Philosophy: UNIX Tools for LLMs
We build tools for intelligent LLMs, not intelligent tools.
Core Principle
LLMs are the intelligence layer. MCP is the execution layer. We provide predictable, composable, transparent tools that give LLMs complete information and control.
The Separation of Concerns
LLM (Intelligence Layer)
- • Reasoning and decision-making
- • Understanding context
- • Planning and strategy
- • Interpreting user intent
MCP (Execution Layer)
- • Predictable tool execution
- • Transparent data access
- • Complete control surfaces
- • Deterministic behavior
The UNIX Philosophy
Think of MCPify like the `ls`, `find`, and `grep` commands in UNIX:
What We DON'T Build
- ❌ "Smart" endpoints that try to guess what the LLM wants
- ❌ Semantic interpretation layers ("you probably meant...")
- ❌ Auto-correction or fuzzy matching without being explicit
- ❌ Hidden transformations or magic behavior
- ❌ Any "AI-powered" features that make decisions for the LLM
- ❌ Usage-based recommendations
- ❌ Session state or learning from patterns
// BAD: Smart tool that tries to guess intent
{
"name": "get_relevant_data",
"description": "Returns data that might be relevant to your query"

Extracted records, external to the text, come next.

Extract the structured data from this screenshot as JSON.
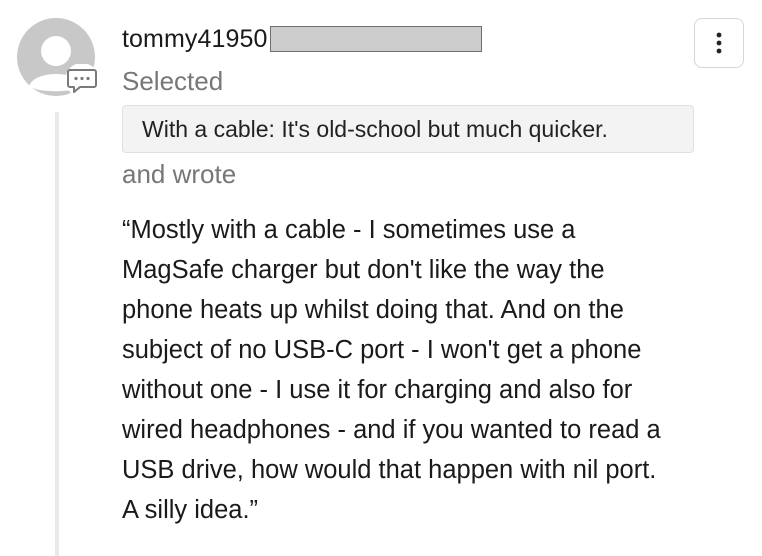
{
  "comment": {
    "username": "tommy41950",
    "selected_label": "Selected",
    "selected_option": "With a cable: It's old-school but much quicker.",
    "wrote_label": "and wrote",
    "quote": "“Mostly with a cable - I sometimes use a\nMagSafe charger but don't like the way the\nphone heats up whilst doing that. And on the\nsubject of no USB-C port - I won't get a phone\nwithout one - I use it for charging and also for\nwired headphones - and if you wanted to read a\nUSB drive, how would that happen with nil port.\nA silly idea.”"
  },
  "icons": {
    "avatar": "default-avatar-icon",
    "badge": "comment-bubble-icon",
    "menu": "more-vertical-icon"
  },
  "colors": {
    "text": "#1a1a1a",
    "muted": "#777777",
    "chip_bg": "#f3f3f3",
    "avatar_gray": "#c8c8c8",
    "thread_line": "#e9e9e9"
  }
}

// What's relevant? The tool shouldn't decide!
}
What We DO Build
- ✅ Transparent, predictable tools that do exactly what they say
- ✅ Rich metadata so LLMs can make informed decisions
- ✅ Deterministic behavior - same input ALWAYS gives same output
- ✅ Explicit capabilities - clearly state what we can and cannot do
- ✅ Raw access - give LLMs direct access to APIs, not interpretations
- ✅ Complete information - all options, parameters, and constraints documented
- ✅ Explicit control - LLM decides caching, pagination, filtering
// GOOD: Predictable tool with explicit control
{
"name": "search_data",
"arguments": {
"query": "user input",
"match_type": "exact", // LLM controls matching
"fields": ["name", "description"], // LLM specifies fields
"limit": 10 // LLM controls results
}
}
Implementation Guidelines
1. Discovery Should Be Descriptive, Not Prescriptive
❌ BAD: "You should use endpoint X for unemployment data"
✅ GOOD: "Endpoint /table/07459: Returns employment_status by region, age, sex, year. Dimensions: [complete list]. Constraints: [exact limits]"
2. Dynamic Discovery Over Hardcoded Lists
Never hardcode service lists - discover them from the source of truth at runtime.
// BAD: Hardcoded service list
const SERVICES = ["hubspot", "stripe", "slack"]; // Will be outdated
// GOOD: Dynamic discovery from source of truth
const services = await discoverFromLoggingSinks(); // Always current
3. Errors Should Be Informative, Not Helpful
❌ BAD: "I think you meant table 07459, trying that instead"
✅ GOOD: "Table 07458 not found. Available tables: 07459, 07457, 07460"
4. Every Behavior Must Be Deterministic
- • Same input → Same output (always)
- • No time-based behavior without explicit parameters
- • No random selection without explicit seeds
- • No hidden state between calls
The Mental Model
We are the Instrument Panel
- • We show accurate readings
- • We provide all available controls
- • We don't decide where to fly
- • We don't suggest routes
- • We give complete, accurate information
The LLM is the Pilot
- • It decides what information it needs
- • It chooses which controls to use
- • It interprets the readings
- • It makes the decisions
- • It understands the context
Why This Philosophy Matters
Predictability
LLMs can reason about predictable tools
Composability
Simple tools can be combined in complex ways
Debuggability
Clear behavior makes issues obvious
Reliability
No magic means no surprises
Trust
LLMs can trust tools that don't try to be smart
Key Question for Every Feature
Instead of asking:
"How can we help the LLM?"
Ask:
"How can we give the LLM complete information and control?"
"The LLMs using our tools are smart enough - they don't need our help making decisions, they need reliable tools that give them complete information and do exactly what they claim to do."